Seventeen people were arrested after marches in the northern town of Ksar Al Kebir and the coastal resort of Agadir on May 1 and charged with "harming Morocco's sacred values".
Five of them were sentenced to four years in prison, one was jailed for three years and two others received two-year prison terms. The other nine were given suspended sentences.
"His Majesty King Mohammad VI has accorded his pardon in favour of 17 people pursued after the demonstrations on May 1, 2007," the government said in a statement.
Abdul Hamid Amine, vice-president of Morocco's leading human rights group AMDH, said those jailed had denied chanting slogans hostile to King Mohammad.

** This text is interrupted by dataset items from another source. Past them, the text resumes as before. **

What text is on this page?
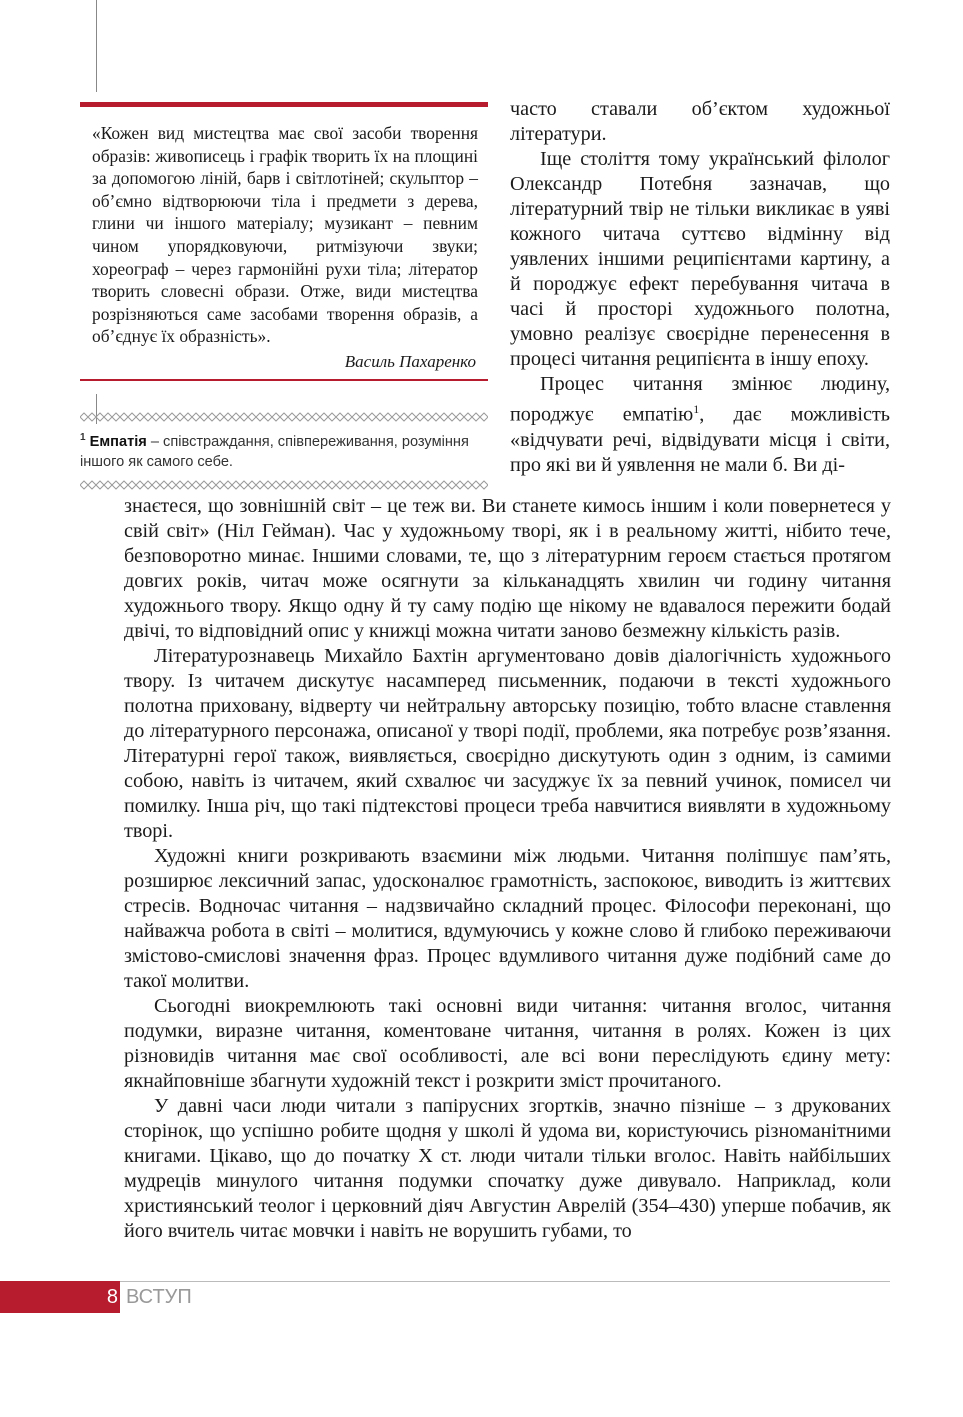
«Кожен вид мистецтва має свої засоби творення образів: живописець і графік творить їх на площині за допомогою ліній, барв і світлотіней; скульптор – об’ємно відтворюючи тіла і предмети з дерева, глини чи іншого матеріалу; музикант – певним чином упорядковуючи, ритмізуючи звуки; хореограф – через гармонійні рухи тіла; літератор творить словесні образи. Отже, види мистецтва розрізняються саме засобами творення образів, а об’єднує їх образність».

Василь Пахаренко

$^1$ Емпатія – співстраждання, співпереживання, розуміння іншого як самого себе.

часто ставали об’єктом художньої літератури.

Іще століття тому український філолог Олександр Потебня зазначав, що літературний твір не тільки викликає в уяві кожного читача суттєво відмінну від уявлених іншими реципієнтами картину, а й породжує ефект перебування читача в часі й просторі художнього полотна, умовно реалізує своєрідне перенесення в процесі читання реципієнта в іншу епоху.

Процес читання змінює людину, породжує емпатію$^1$, дає можливість «відчувати речі, відвідувати місця і світи, про які ви й уявлення не мали б. Ви ді-

знаєтеся, що зовнішній світ – це теж ви. Ви станете кимось іншим і коли повернетеся у свій світ» (Ніл Гейман). Час у художньому творі, як і в реальному житті, нібито тече, безповоротно минає. Іншими словами, те, що з літературним героєм стається протягом довгих років, читач може осягнути за кільканадцять хвилин чи годину читання художнього твору. Якщо одну й ту саму подію ще нікому не вдавалося пережити бодай двічі, то відповідний опис у книжці можна читати заново безмежну кількість разів.

Літературознавець Михайло Бахтін аргументовано довів діалогічність художнього твору. Із читачем дискутує насамперед письменник, подаючи в тексті художнього полотна приховану, відверту чи нейтральну авторську позицію, тобто власне ставлення до літературного персонажа, описаної у творі події, проблеми, яка потребує розв’язання. Літературні герої також, виявляється, своєрідно дискутують один з одним, із самими собою, навіть із читачем, який схвалює чи засуджує їх за певний учинок, помисел чи помилку. Інша річ, що такі підтекстові процеси треба навчитися виявляти в художньому творі.

Художні книги розкривають взаємини між людьми. Читання поліпшує пам’ять, розширює лексичний запас, удосконалює грамотність, заспокоює, виводить із життєвих стресів. Водночас читання – надзвичайно складний процес. Філософи переконані, що найважча робота в світі – молитися, вдумуючись у кожне слово й глибоко переживаючи змістово-смислові значення фраз. Процес вдумливого читання дуже подібний саме до такої молитви.

Сьогодні виокремлюють такі основні види читання: читання вголос, читання подумки, виразне читання, коментоване читання, читання в ролях. Кожен із цих різновидів читання має свої особливості, але всі вони переслідують єдину мету: якнайповніше збагнути художній текст і розкрити зміст прочитаного.

У давні часи люди читали з папірусних згортків, значно пізніше – з друкованих сторінок, що успішно робите щодня у школі й удома ви, користуючись різноманітними книгами. Цікаво, що до початку Х ст. люди читали тільки вголос. Навіть найбільших мудреців минулого читання подумки спочатку дуже дивувало. Наприклад, коли християнський теолог і церковний діяч Августин Аврелій (354–430) уперше побачив, як його вчитель читає мовчки і навіть не ворушить губами, то

8 ВСТУП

"The pardon is good news but it's also the correction of a judicial error," he said. "These people should never have been jailed simply for exercising their right to free speech."
Quick to penalise
Since acceding to the throne in 1999, King Mohammad has shown more tolerance of dissent than his father King Hassan, whose reign came to be known as the 'Years of Lead'.
In 2004 he announced the Arab world's first truth commission to investigate rights abuses and disappearances of government opponents and to compensate victims and their families.
New independent newspapers and magazines are freer than before to criticise senior officials and hold them to account.
But the monarchy still wields ultimate power and the government is quick to punish those who appear to show hostility to the king in public.
Amine said one young man had been jailed after unwittingly ripping up a magazine that contained a picture of the king.
A woman seeking a divorce was imprisoned last year for saying her husband sat around at home all day doing nothing "like a king", said Amine.
Ahmad Nacer, a wheelchair-bound 95-year-old, was jailed in September over comments he made during an argument with a bus driver which officials said "harmed Morocco's sacred values". He died in prison in February.